The European Commission said Wednesday it plans to form a group to examine risks associated with citizenship-by-investment plans, after finding in a report that oversight is lacking in many European Union countries that offer them.
The programs provide European passports to wealthy people from across the world in exchange for a form of investment. Such passports, often referred to as “golden visas,” provide freedom of movement across the 26 countries in the EU’s document-free travel zone known as the Schengen area, among other benefits.
The programs are regulated at the member-state level, and the commission’s report found a lack of oversight in some countries can draw in people seeking to hide or launder money or evade taxes. Golden visas also have received public scrutiny amid global tensions around migration.
The commission said it plans to form a group of experts from European member states to look at the programs’ risks, and called for the development of a common set of security checks and risk-management processes that account for the potential of, among other things, money laundering and tax evasion.

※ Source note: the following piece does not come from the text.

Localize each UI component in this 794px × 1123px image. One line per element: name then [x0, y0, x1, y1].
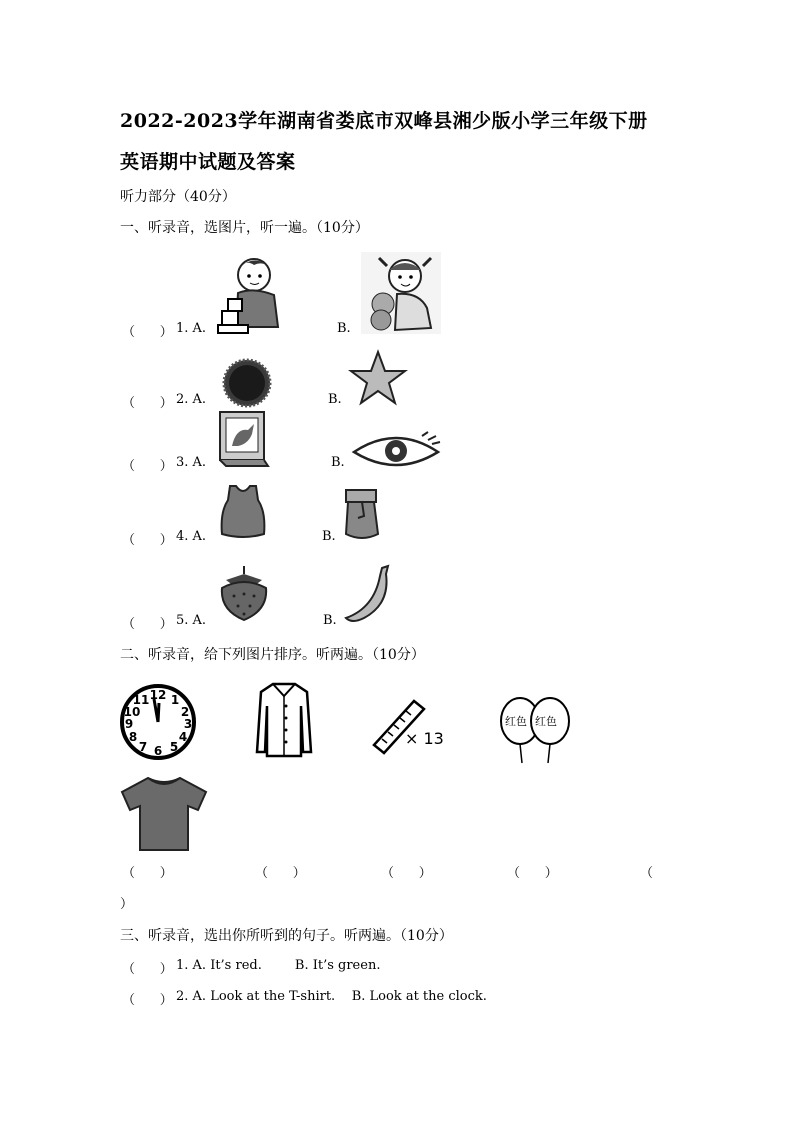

The experts should produce that report by the end of the year, the commission’s report said.
“We want more transparency on how nationality is granted and more cooperation between member states,” Věra Jourová, the European commissioner for justice, consumers and gender equality, said in a statement. “There should be no weak link in the EU, where people could shop around for the most lenient scheme.”
Anticorruption groups Transparency International and Global Witness, which released a joint study last year on the corruption risks of golden visas, said Wednesday that the measures sought by the commission aren’t adequate. They called for stricter due-diligence measures and an EU-wide enforcement of the standards.
“This report firmly puts the spotlight on dubious schemes in member states, which is a good first step,” said Laure Brillaud, an anti-money-laundering policy officer at Transparency International. “However, we see little incentive for countries like Malta to scrap these lucrative schemes without strong action from international institutions such as the EU.”